Facts are Harder Than Opinions -- A Multilingual, Comparative Analysis of LLM-Based Fact-Checking Reliability
Lorraine Saju, Arnim Bleier, Jana Lasser, Claudia Wagner
TL;DR
This work addresses the reliability of LLM-based fact-checking across languages and topical domains by creating FactSpan, a dynamic multilingual dataset extending the X-Fact/ClaimReview sources to 61,514 claims spanning 30 languages (2007–2024). It evaluates five prominent LLMs (GPT-4o, GPT-3.5 Turbo, LLaMA 3.1 variants, Mixtral) on a fixed true/false task, revealing that GPT-4o attains the highest accuracy (~$73.31\%$) but also a high refusal rate (~$43\%$), while smaller open-source models show lower accuracy but fewer refusals. A key finding is that factual claims are harder to classify than opinions across all models, with performance strongly modulated by language-resource availability and claim features; post-cutoff generalization is robust for closed models, suggesting reliance on linguistic heuristics in addition to real-world knowledge.
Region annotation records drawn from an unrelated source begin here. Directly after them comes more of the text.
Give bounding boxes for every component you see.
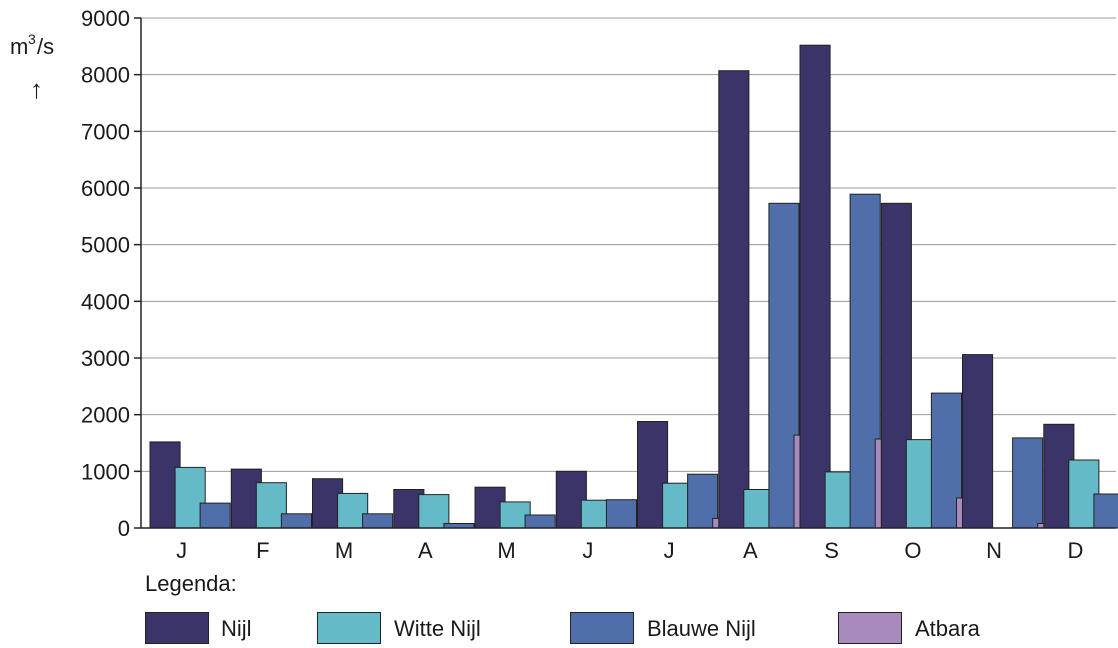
axes [140,18,1116,529]
y-tick-label: 1000 [81,459,130,484]
x-tick-label: A [418,538,433,563]
bar-blauwe-nijl [605,499,638,529]
y-tick-label: 5000 [81,233,130,258]
y-tick-label: 4000 [81,289,130,314]
y-axis-unit-exponent: 3 [28,31,36,47]
y-axis-unit-base: m [10,34,28,59]
bar-blauwe-nijl [280,513,312,529]
bar-nijl [718,70,750,529]
bar-witte-nijl [418,494,450,529]
x-tick-label: J [176,538,187,563]
x-tick-label: M [335,538,353,563]
y-tick-label: 6000 [81,176,130,201]
y-axis-arrow: ↑ [30,74,43,104]
bar-blauwe-nijl [524,514,556,529]
y-tick-label: 2000 [81,403,130,428]
bar-nijl [962,354,994,529]
y-axis-unit-tail: /s [37,34,54,59]
bar-blauwe-nijl [199,502,231,529]
bars [149,44,1118,529]
y-tick-label: 9000 [81,6,130,31]
bar-blauwe-nijl [1093,493,1118,529]
y-tick-label: 8000 [81,63,130,88]
x-tick-label: S [824,538,839,563]
x-tick-label: F [256,538,269,563]
y-tick-label: 3000 [81,346,130,371]
bar-blauwe-nijl [362,513,394,529]
x-tick-label: A [743,538,758,563]
x-tick-label: N [986,538,1002,563]
y-axis-label: m 3 /s ↑ [10,31,54,104]
x-tick-label: J [582,538,593,563]
y-tick-label: 0 [118,516,130,541]
x-tick-label: M [497,538,515,563]
bar-nijl [799,44,831,529]
gridlines [134,17,1116,529]
bar-blauwe-nijl [1012,437,1044,529]
y-tick-labels: 0 1000 2000 3000 4000 5000 6000 7000 8000 9000 [81,6,130,541]
x-tick-label: J [664,538,675,563]
x-tick-label: O [904,538,921,563]
x-tick-label: D [1067,538,1083,563]
y-tick-label: 7000 [81,119,130,144]
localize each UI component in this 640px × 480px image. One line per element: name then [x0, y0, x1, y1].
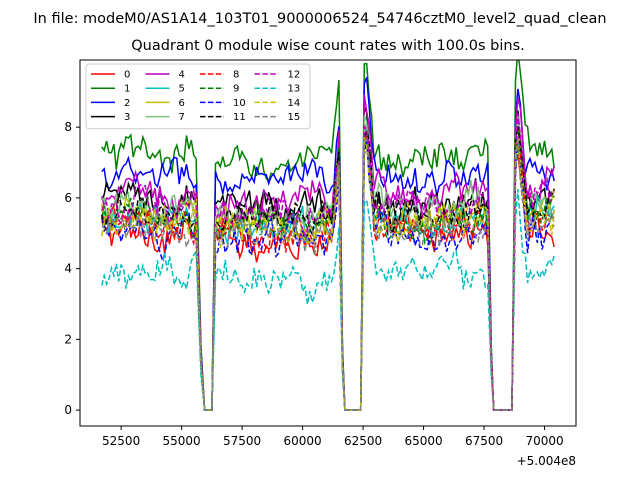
chart-title: Quadrant 0 module wise count rates with …: [131, 38, 525, 54]
y-tick-label: 2: [64, 332, 72, 346]
legend-label-3: 3: [124, 112, 130, 123]
series-line-7: [101, 114, 555, 411]
legend-label-2: 2: [124, 98, 130, 109]
series-line-8: [101, 131, 555, 411]
x-tick-label: 60000: [284, 434, 322, 448]
y-axis: 0 2 4 6 8: [64, 120, 80, 417]
series-line-13: [101, 189, 555, 411]
legend-label-15: 15: [288, 112, 301, 123]
y-tick-label: 0: [64, 403, 72, 417]
legend-label-8: 8: [233, 70, 239, 81]
legend-label-14: 14: [288, 98, 301, 109]
chart-suptitle: In file: modeM0/AS1A14_103T01_9000006524…: [33, 11, 606, 27]
legend-label-11: 11: [233, 112, 246, 123]
x-tick-label: 65000: [404, 434, 442, 448]
legend-label-9: 9: [233, 84, 239, 95]
x-tick-label: 62500: [344, 434, 382, 448]
legend-box: [85, 63, 311, 130]
y-tick-label: 6: [64, 191, 72, 205]
series-layer: [101, 60, 555, 411]
axes-frame: [79, 59, 577, 427]
series-line-1: [101, 60, 555, 411]
legend-label-4: 4: [179, 70, 185, 81]
x-axis: 52500 55000 57500 60000 62500 65000 67500 70000: [102, 426, 564, 448]
legend-label-0: 0: [124, 70, 130, 81]
x-tick-label: 67500: [465, 434, 503, 448]
x-tick-label: 70000: [525, 434, 563, 448]
y-tick-label: 4: [64, 262, 72, 276]
x-offset-label: +5.004e8: [517, 454, 576, 468]
legend-label-1: 1: [124, 84, 130, 95]
legend-label-6: 6: [179, 98, 185, 109]
series-line-15: [101, 135, 555, 411]
series-line-0: [101, 133, 555, 411]
series-line-9: [101, 128, 555, 411]
x-tick-label: 55000: [163, 434, 201, 448]
y-tick-label: 8: [64, 120, 72, 134]
legend-label-5: 5: [179, 84, 185, 95]
legend-label-12: 12: [288, 70, 301, 81]
x-tick-label: 52500: [102, 434, 140, 448]
legend-label-10: 10: [233, 98, 246, 109]
series-line-2: [101, 77, 555, 411]
x-tick-label: 57500: [223, 434, 261, 448]
legend-label-7: 7: [179, 112, 185, 123]
legend-label-13: 13: [288, 84, 301, 95]
series-line-10: [101, 139, 555, 411]
series-line-14: [101, 137, 555, 411]
series-line-11: [101, 126, 555, 411]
These results underscore the need for cautious deployment of LLM-based fact-checkers, highlight vulnerabilities to certain claim formulations, and motivate ongoing, data-driven evaluation and multi-modal, knowledge-augmented approaches for scalable, trustworthy verification.
Abstract
The proliferation of misinformation necessitates scalable, automated fact-checking solutions. Yet, current benchmarks often overlook multilingual and topical diversity. This paper introduces a novel, dynamically extensible data set that includes 61,514 claims in multiple languages and topics, extending existing datasets up to 2024. Through a comprehensive evaluation of five prominent Large Language Models (LLMs), including GPT-4o, GPT-3.5 Turbo, LLaMA 3.1, and Mixtral 8x7B, we identify significant performance gaps between different languages and topics. While overall GPT-4o achieves the highest accuracy, it declines to classify 43% of claims. Across all models, factual-sounding claims are misclassified more often than opinions, revealing a key vulnerability. These findings underscore the need for caution and highlight challenges in deploying LLM-based fact-checking systems at scale.